The sixth one had to do with policy generation. A rather specific concept is that it is desirable to re-address patent policy, particularly from the standpoint of enabling partnering and the sharing of intellectual ownership that may go with that partnering. Another specific goal is to facilitate the involvement of short-term visitors and not have everyone, the instant they walk in the door, have to sign something that signs all patent rights over to UC.

Now going further along the line of policy, there was, particularly within the copyright group where I happened to sit myself, a belief that we need to re-address those aspects of intellectual property policy that surround or fill out beyond the Patent Policy. Those issues are, in part, copyright policy. But there are things that are probably not captured within the one word of "copyright" as well. We need an expeditious effort to identify and establish policies along those lines, recognizing that this is the sort of thing that will take widespread consultation within the University, but that we need to get started and try to move it along.

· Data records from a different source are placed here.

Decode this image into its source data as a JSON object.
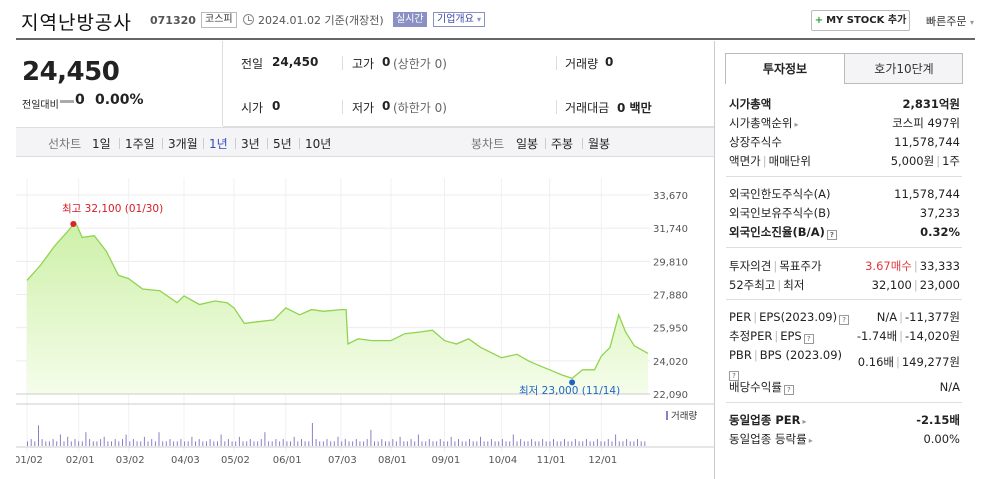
{
  "header": {
    "name": "지역난방공사",
    "code": "071320",
    "market": "코스피",
    "date": "2024.01.02 기준(개장전)",
    "realtime": "실시간",
    "overview": "기업개요",
    "overview_arrow": "▾",
    "mystock_plus": "+",
    "mystock": "MY STOCK 추가",
    "quick_order": "빠른주문",
    "quick_order_arrow": "▾"
  },
  "price": {
    "current": "24,450",
    "change_label": "전일대비",
    "change": "0",
    "change_pct": "0.00%"
  },
  "stats": {
    "prev_label": "전일",
    "prev": "24,450",
    "high_label": "고가",
    "high": "0",
    "high_sub": "(상한가 0)",
    "volume_label": "거래량",
    "volume": "0",
    "open_label": "시가",
    "open": "0",
    "low_label": "저가",
    "low": "0",
    "low_sub": "(하한가 0)",
    "amount_label": "거래대금",
    "amount": "0 백만"
  },
  "period_bar": {
    "line_label": "선차트",
    "line_items": [
      "1일",
      "1주일",
      "3개월",
      "1년",
      "3년",
      "5년",
      "10년"
    ],
    "active_index": 3,
    "candle_label": "봉차트",
    "candle_items": [
      "일봉",
      "주봉",
      "월봉"
    ]
  },
  "chart_data": {
    "type": "area",
    "y_ticks": [
      "33,670",
      "31,740",
      "29,810",
      "27,880",
      "25,950",
      "24,020",
      "22,090"
    ],
    "y_tick_values": [
      33670,
      31740,
      29810,
      27880,
      25950,
      24020,
      22090
    ],
    "x_ticks": [
      "01/02",
      "02/01",
      "03/02",
      "04/03",
      "05/02",
      "06/01",
      "07/03",
      "08/01",
      "09/01",
      "10/04",
      "11/01",
      "12/01"
    ],
    "volume_label": "거래량",
    "high_annotation": "최고 32,100 (01/30)",
    "low_annotation": "최저 23,000 (11/14)",
    "high_point": {
      "date": "01/30",
      "value": 32100
    },
    "low_point": {
      "date": "11/14",
      "value": 23000
    },
    "series": [
      {
        "date": "01/02",
        "value": 28700
      },
      {
        "date": "01/10",
        "value": 29600
      },
      {
        "date": "01/18",
        "value": 30700
      },
      {
        "date": "01/26",
        "value": 31600
      },
      {
        "date": "01/30",
        "value": 32100
      },
      {
        "date": "02/03",
        "value": 31200
      },
      {
        "date": "02/10",
        "value": 31300
      },
      {
        "date": "02/17",
        "value": 30400
      },
      {
        "date": "02/24",
        "value": 29000
      },
      {
        "date": "03/02",
        "value": 28800
      },
      {
        "date": "03/10",
        "value": 28200
      },
      {
        "date": "03/20",
        "value": 28100
      },
      {
        "date": "03/30",
        "value": 27400
      },
      {
        "date": "04/03",
        "value": 27800
      },
      {
        "date": "04/12",
        "value": 27300
      },
      {
        "date": "04/21",
        "value": 27500
      },
      {
        "date": "04/28",
        "value": 27400
      },
      {
        "date": "05/02",
        "value": 27100
      },
      {
        "date": "05/08",
        "value": 26200
      },
      {
        "date": "05/16",
        "value": 26300
      },
      {
        "date": "05/25",
        "value": 26400
      },
      {
        "date": "06/01",
        "value": 27100
      },
      {
        "date": "06/09",
        "value": 26700
      },
      {
        "date": "06/16",
        "value": 27000
      },
      {
        "date": "06/23",
        "value": 26900
      },
      {
        "date": "07/03",
        "value": 27000
      },
      {
        "date": "07/06",
        "value": 27000
      },
      {
        "date": "07/07",
        "value": 25000
      },
      {
        "date": "07/13",
        "value": 25300
      },
      {
        "date": "07/21",
        "value": 25200
      },
      {
        "date": "08/01",
        "value": 25200
      },
      {
        "date": "08/09",
        "value": 25600
      },
      {
        "date": "08/18",
        "value": 25700
      },
      {
        "date": "08/25",
        "value": 25800
      },
      {
        "date": "09/01",
        "value": 25200
      },
      {
        "date": "09/08",
        "value": 25000
      },
      {
        "date": "09/15",
        "value": 25300
      },
      {
        "date": "09/22",
        "value": 24800
      },
      {
        "date": "10/04",
        "value": 24200
      },
      {
        "date": "10/13",
        "value": 24400
      },
      {
        "date": "10/20",
        "value": 24000
      },
      {
        "date": "10/27",
        "value": 23700
      },
      {
        "date": "11/01",
        "value": 23500
      },
      {
        "date": "11/08",
        "value": 23200
      },
      {
        "date": "11/14",
        "value": 23000
      },
      {
        "date": "11/20",
        "value": 23500
      },
      {
        "date": "11/27",
        "value": 23500
      },
      {
        "date": "12/01",
        "value": 24300
      },
      {
        "date": "12/06",
        "value": 24800
      },
      {
        "date": "12/11",
        "value": 26700
      },
      {
        "date": "12/15",
        "value": 25700
      },
      {
        "date": "12/20",
        "value": 24900
      },
      {
        "date": "12/28",
        "value": 24450
      }
    ],
    "volume_bars": [
      2,
      3,
      2,
      9,
      3,
      2,
      2,
      3,
      2,
      5,
      2,
      4,
      2,
      3,
      2,
      2,
      6,
      3,
      2,
      2,
      3,
      4,
      2,
      2,
      3,
      2,
      3,
      5,
      2,
      3,
      2,
      2,
      4,
      2,
      3,
      2,
      6,
      2,
      2,
      3,
      2,
      2,
      3,
      2,
      2,
      4,
      2,
      3,
      2,
      2,
      3,
      2,
      2,
      5,
      2,
      3,
      2,
      2,
      4,
      2,
      2,
      3,
      2,
      2,
      3,
      6,
      2,
      2,
      3,
      2,
      3,
      2,
      2,
      4,
      2,
      3,
      2,
      2,
      10,
      3,
      2,
      2,
      3,
      2,
      2,
      4,
      2,
      3,
      2,
      2,
      3,
      2,
      2,
      3,
      7,
      2,
      2,
      3,
      2,
      2,
      3,
      2,
      4,
      2,
      2,
      3,
      2,
      5,
      2,
      2,
      3,
      2,
      2,
      3,
      2,
      2,
      4,
      2,
      3,
      2,
      2,
      3,
      2,
      2,
      4,
      2,
      2,
      3,
      2,
      2,
      3,
      2,
      2,
      5,
      2,
      3,
      2,
      2,
      3,
      2,
      2,
      3,
      2,
      2,
      3,
      2,
      2,
      3,
      2,
      2,
      3,
      2,
      2,
      3,
      2,
      2,
      3,
      2,
      2,
      3,
      2,
      5,
      2,
      2,
      3,
      2,
      2,
      3,
      2,
      2
    ]
  },
  "right_panel": {
    "tab_invest": "투자정보",
    "tab_orderbook": "호가10단계",
    "market_cap_label": "시가총액",
    "market_cap": "2,831억원",
    "market_cap_rank_label": "시가총액순위",
    "market_cap_rank": "코스피 497위",
    "shares_label": "상장주식수",
    "shares": "11,578,744",
    "face_label": "액면가",
    "face_sep": "|",
    "unit_label": "매매단위",
    "face_value": "5,000원",
    "unit_value": "1주",
    "foreign_limit_label": "외국인한도주식수(A)",
    "foreign_limit": "11,578,744",
    "foreign_hold_label": "외국인보유주식수(B)",
    "foreign_hold": "37,233",
    "foreign_ratio_label": "외국인소진율(B/A)",
    "foreign_ratio": "0.32%",
    "opinion_label": "투자의견",
    "target_label": "목표주가",
    "opinion": "3.67매수",
    "target": "33,333",
    "w52_label": "52주최고",
    "w52_low_label": "최저",
    "w52_high": "32,100",
    "w52_low": "23,000",
    "per_label": "PER",
    "eps_label": "EPS(2023.09)",
    "per": "N/A",
    "eps": "-11,377원",
    "est_per_label": "추정PER",
    "est_eps_label": "EPS",
    "est_per": "-1.74배",
    "est_eps": "-14,020원",
    "pbr_label": "PBR",
    "bps_label": "BPS",
    "bps_date": "(2023.09)",
    "pbr": "0.16배",
    "bps": "149,277원",
    "dividend_label": "배당수익률",
    "dividend": "N/A",
    "sector_per_label": "동일업종 PER",
    "sector_per": "-2.15배",
    "sector_chg_label": "동일업종 등락률",
    "sector_chg": "0.00%",
    "pipe": "|",
    "help": "?",
    "arrow": "▸"
  }
}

Seventh, we should try to be more user-friendly to industry. If you take the view of the outside looking inward towards us, what do we look like? Are we easy to use? There are feelings that we are not easy to deal with. Can we create an organization and approach that is more user-friendly for industry and which enables, if you will, one-stop shopping by a company that wants to get into the game with us?

An eighth one -- and this I picked up as much from conversations here and there as from the discussion of the group leaders--is that we need to recognize disciplinary differences, or field differences that pertain to intellectual property. We heard about the pharmaceutical industry from Jane Shaw late yesterday. It's quite striking that what goes on there leads clearly to the conclusion that you must own, if you're going to make all of this investment in bringing a product all the way along to market. We have heard that the electronics industry is quite different and that things move very rapidly and there is a tendency to share property quite readily.

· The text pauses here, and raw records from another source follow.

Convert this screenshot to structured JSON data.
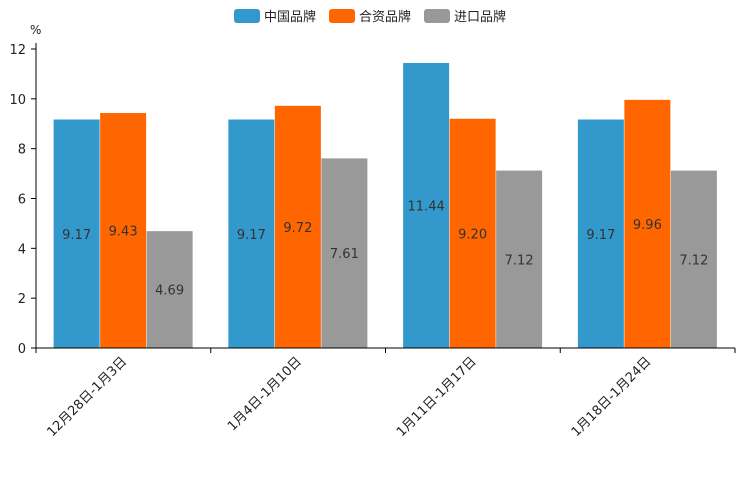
{
  "chart_data": {
    "type": "bar",
    "title": "",
    "xlabel": "",
    "ylabel": "",
    "yunit": "%",
    "ylim": [
      0,
      12
    ],
    "yticks": [
      0,
      2,
      4,
      6,
      8,
      10,
      12
    ],
    "grid": false,
    "legend_position": "top-center",
    "categories": [
      "12月28日-1月3日",
      "1月4日-1月10日",
      "1月11日-1月17日",
      "1月18日-1月24日"
    ],
    "series": [
      {
        "name": "中国品牌",
        "color": "#3399cc",
        "values": [
          9.17,
          9.17,
          11.44,
          9.17
        ],
        "labels": [
          "9.17",
          "9.17",
          "11.44",
          "9.17"
        ]
      },
      {
        "name": "合资品牌",
        "color": "#ff6600",
        "values": [
          9.43,
          9.72,
          9.2,
          9.96
        ],
        "labels": [
          "9.43",
          "9.72",
          "9.20",
          "9.96"
        ]
      },
      {
        "name": "进口品牌",
        "color": "#999999",
        "values": [
          4.69,
          7.61,
          7.12,
          7.12
        ],
        "labels": [
          "4.69",
          "7.61",
          "7.12",
          "7.12"
        ]
      }
    ]
  }
}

And then I can mention one more industry which is the one that I've dealt with for 35 or more years, the chemical process industries, as being yet different in that they will patent quite readily and use patents heavily; however, they are in a line of business where process patents, in particular, are rather easily circumvented. So that if you really want to protect something, you don't even patent it; you just tell nobody. So, the different industries and the different disciplinary areas do differ and I think this means that we're going to have to put a dimensionality of that sort on our policies and on our operations.

Finally, I'd like to mention the ninth, which is the need for the open, true academic environment. Graduate student experience should be the educational experience that we want to provide for graduate students as part of their education in getting degrees. They should not be locked up away from that, and interchange between graduate students cannot be substantially hampered. There needs to be a good scholarly interaction among all of those in the academy, and we have to look for and find the ways to be sure that happens.

With that, I would like to move to the second phase of this session which is the one point each for the group chairs. So nine different, quite pristine and pure distillates, will now appear. Rather than going in the order of the session numbers, for ease in doing this, let's take the order in which people are sitting on the platform. Wayne comes later, so Jim Gill.